Lima. – El Gobierno de Perú declaró un estado de emergencia en la capital, Lima, y en la vecina provincia del Callao, con el objetivo de enfrentar el avance de la delincuencia organizada que, según las autoridades, ha alcanzado niveles alarmantes en los últimos meses.
El anuncio fue realizado por el presidente interino José Jerí en un mensaje a la nación transmitido por televisión y redes sociales, en el que afirmó que “la delincuencia ha crecido de manera desmesurada, causando un inmenso dolor a miles de familias y afectando la economía nacional”.
La medida, que entrará en vigor a partir de la medianoche de este miércoles (05.00 GMT), tendrá una duración de 30 días y contempla la suspensión de derechos fundamentales como la inviolabilidad del domicilio, la libertad de reunión y de tránsito.
Medidas excepcionales de seguridad
Durante el estado de emergencia, las Fuerzas Armadas apoyarán a la Policía Nacional en tareas de patrullaje y control en zonas críticas, incluyendo paraderos, estaciones de metro, instituciones públicas y áreas con alta incidencia delictiva.
Además, se instalarán comandos de campaña temporales y se realizarán operativos masivos de decomiso de armas, municiones, explosivos ilegales y artefactos pirotécnicos.
El decreto publicado en el diario oficial El Peruano también establece restricciones en los centros penitenciarios, como la limitación de visitas a reclusos y la implementación de un “apagón eléctrico” nocturno en las celdas.
Asimismo, se ordena el desmontaje de antenas de telecomunicación ilícitas dentro de los penales, cuya supervisión quedará a cargo de las Fuerzas Armadas.
Contexto de crisis política y social
Jerí, quien asumió la presidencia hace menos de dos semanas tras la destitución de Dina Boluarte por el Congreso, señaló que “hoy empezamos a cambiar la historia” y aseguró que el combate al crimen permitirá al país “recuperar la paz y la tranquilidad”.
El mandatario publicó horas antes del anuncio un mensaje en su cuenta de X afirmando que el país pasará “de la defensiva a la ofensiva contra la criminalidad”. Sin embargo, evitó ofrecer detalles sobre los mecanismos de ejecución del estado de emergencia.
En las últimas semanas, Perú ha experimentado un repunte de la violencia.
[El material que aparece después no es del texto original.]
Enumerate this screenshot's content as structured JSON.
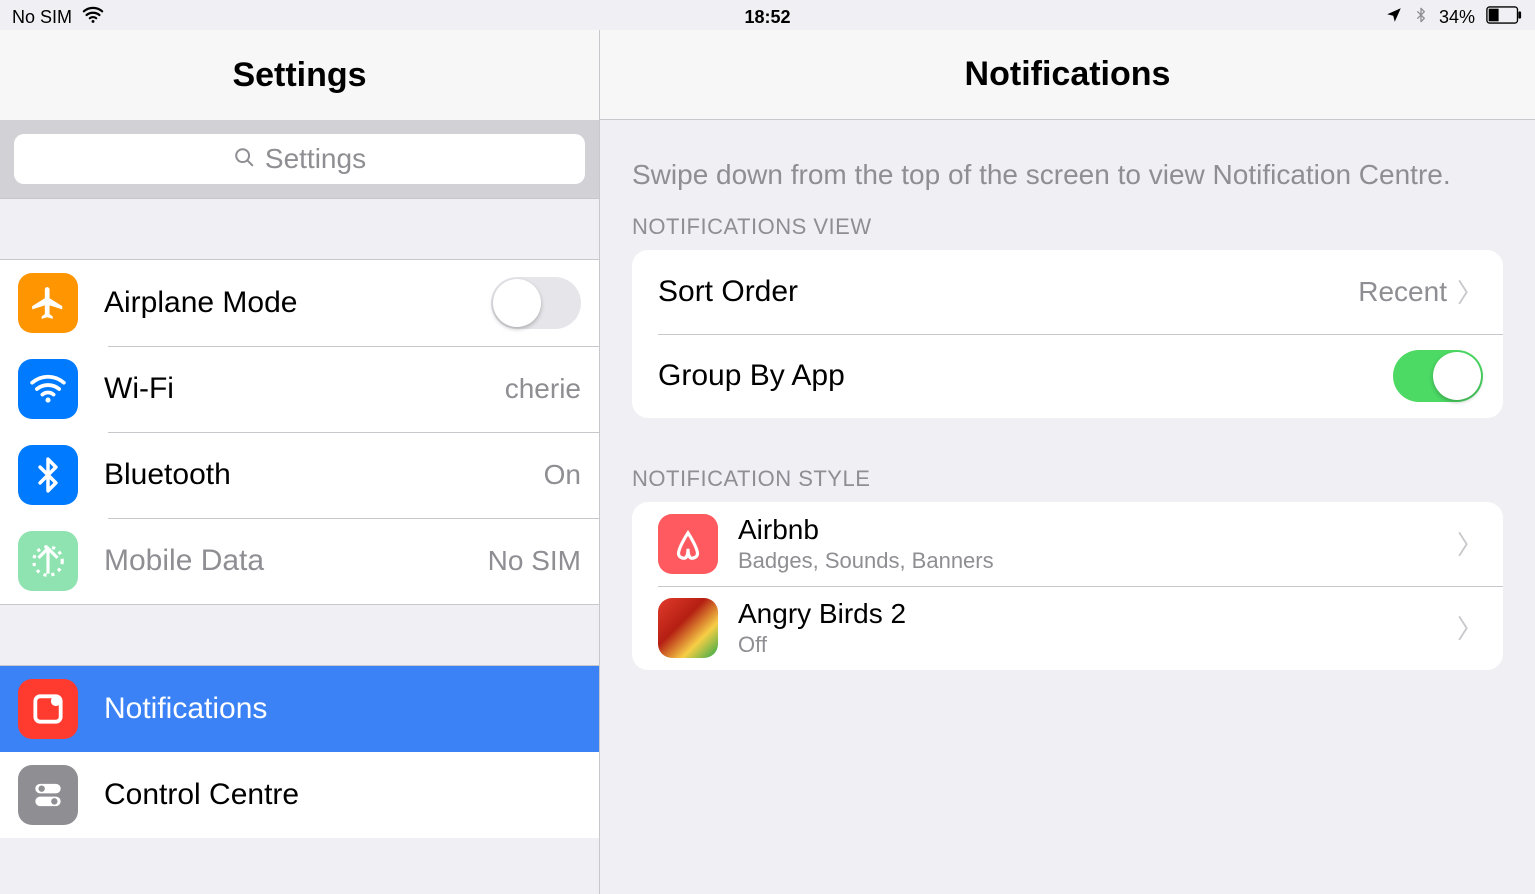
{
  "status": {
    "carrier": "No SIM",
    "time": "18:52",
    "battery_pct": "34%"
  },
  "sidebar": {
    "title": "Settings",
    "search_placeholder": "Settings",
    "items": {
      "airplane": {
        "label": "Airplane Mode",
        "on": false
      },
      "wifi": {
        "label": "Wi-Fi",
        "value": "cherie"
      },
      "bluetooth": {
        "label": "Bluetooth",
        "value": "On"
      },
      "mobiledata": {
        "label": "Mobile Data",
        "value": "No SIM"
      },
      "notifications": {
        "label": "Notifications"
      },
      "control": {
        "label": "Control Centre"
      }
    }
  },
  "detail": {
    "title": "Notifications",
    "hint": "Swipe down from the top of the screen to view Notification Centre.",
    "sections": {
      "view": {
        "header": "NOTIFICATIONS VIEW",
        "sort_label": "Sort Order",
        "sort_value": "Recent",
        "group_label": "Group By App",
        "group_on": true
      },
      "style": {
        "header": "NOTIFICATION STYLE",
        "apps": [
          {
            "name": "Airbnb",
            "sub": "Badges, Sounds, Banners"
          },
          {
            "name": "Angry Birds 2",
            "sub": "Off"
          }
        ]
      }
    }
  }
}
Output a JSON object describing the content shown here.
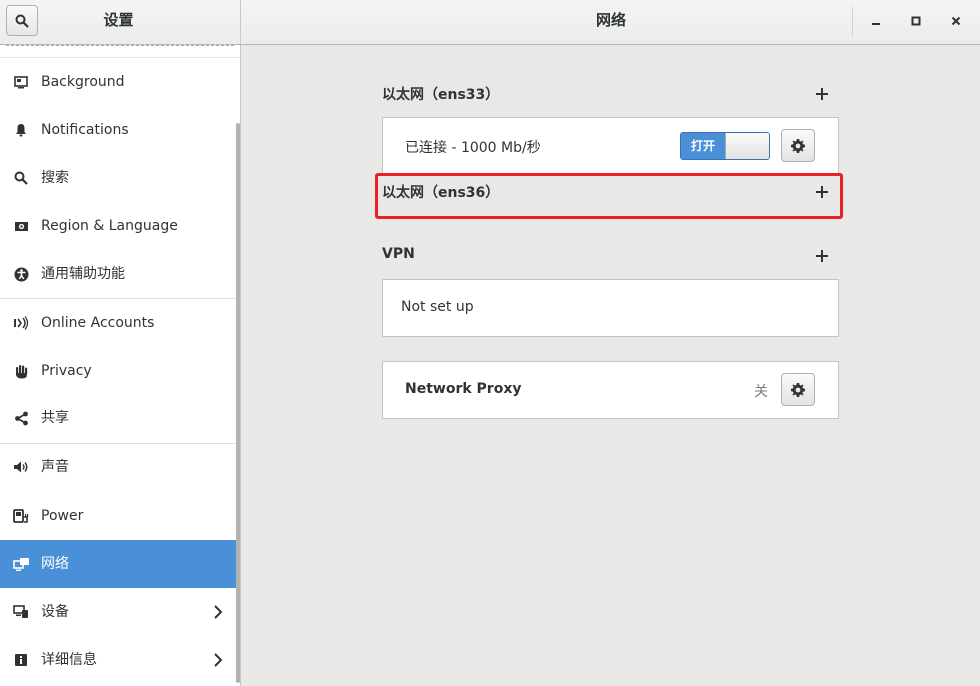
{
  "header": {
    "left_title": "设置",
    "center_title": "网络",
    "search_icon": "search-icon",
    "controls": [
      "minimize-icon",
      "maximize-icon",
      "close-icon"
    ]
  },
  "sidebar": {
    "items": [
      {
        "label": "Background",
        "icon": "background-icon"
      },
      {
        "label": "Notifications",
        "icon": "bell-icon"
      },
      {
        "label": "搜索",
        "icon": "search-icon"
      },
      {
        "label": "Region & Language",
        "icon": "region-icon"
      },
      {
        "label": "通用辅助功能",
        "icon": "accessibility-icon"
      },
      {
        "label": "Online Accounts",
        "icon": "online-accounts-icon"
      },
      {
        "label": "Privacy",
        "icon": "hand-icon"
      },
      {
        "label": "共享",
        "icon": "share-icon"
      },
      {
        "label": "声音",
        "icon": "speaker-icon"
      },
      {
        "label": "Power",
        "icon": "power-icon"
      },
      {
        "label": "网络",
        "icon": "network-icon",
        "active": true
      },
      {
        "label": "设备",
        "icon": "devices-icon",
        "chevron": true
      },
      {
        "label": "详细信息",
        "icon": "info-icon",
        "chevron": true
      }
    ]
  },
  "main": {
    "ethernet1": {
      "title": "以太网（ens33）",
      "status": "已连接 - 1000 Mb/秒",
      "switch_label": "打开"
    },
    "ethernet2": {
      "title": "以太网（ens36）"
    },
    "vpn": {
      "title": "VPN",
      "status": "Not set up"
    },
    "proxy": {
      "title": "Network Proxy",
      "state": "关"
    }
  },
  "colors": {
    "accent": "#4a90d9",
    "highlight": "#e8202a"
  }
}
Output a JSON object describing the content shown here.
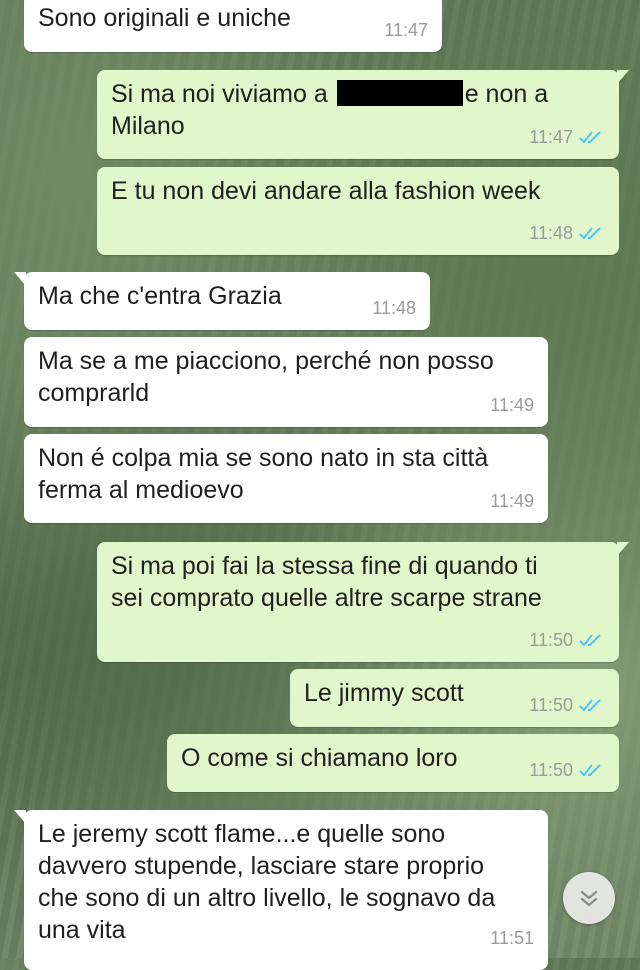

De acuerdo con el Sistema de Información de Defunciones (Sinadef), entre julio y septiembre de 2025 se registraron 575 homicidios, la cifra más alta del año.
El crimen organizado y la inseguridad han sido, además, detonantes de protestas y paros del sector transporte que han dejado decenas de víctimas.
El nuevo decreto se suma a medidas similares aplicadas en años recientes en otras regiones del país, particularmente en la costa norte, para enfrentar la minería ilegal y el avance de las mafias vinculadas al narcotráfico y la extorsión.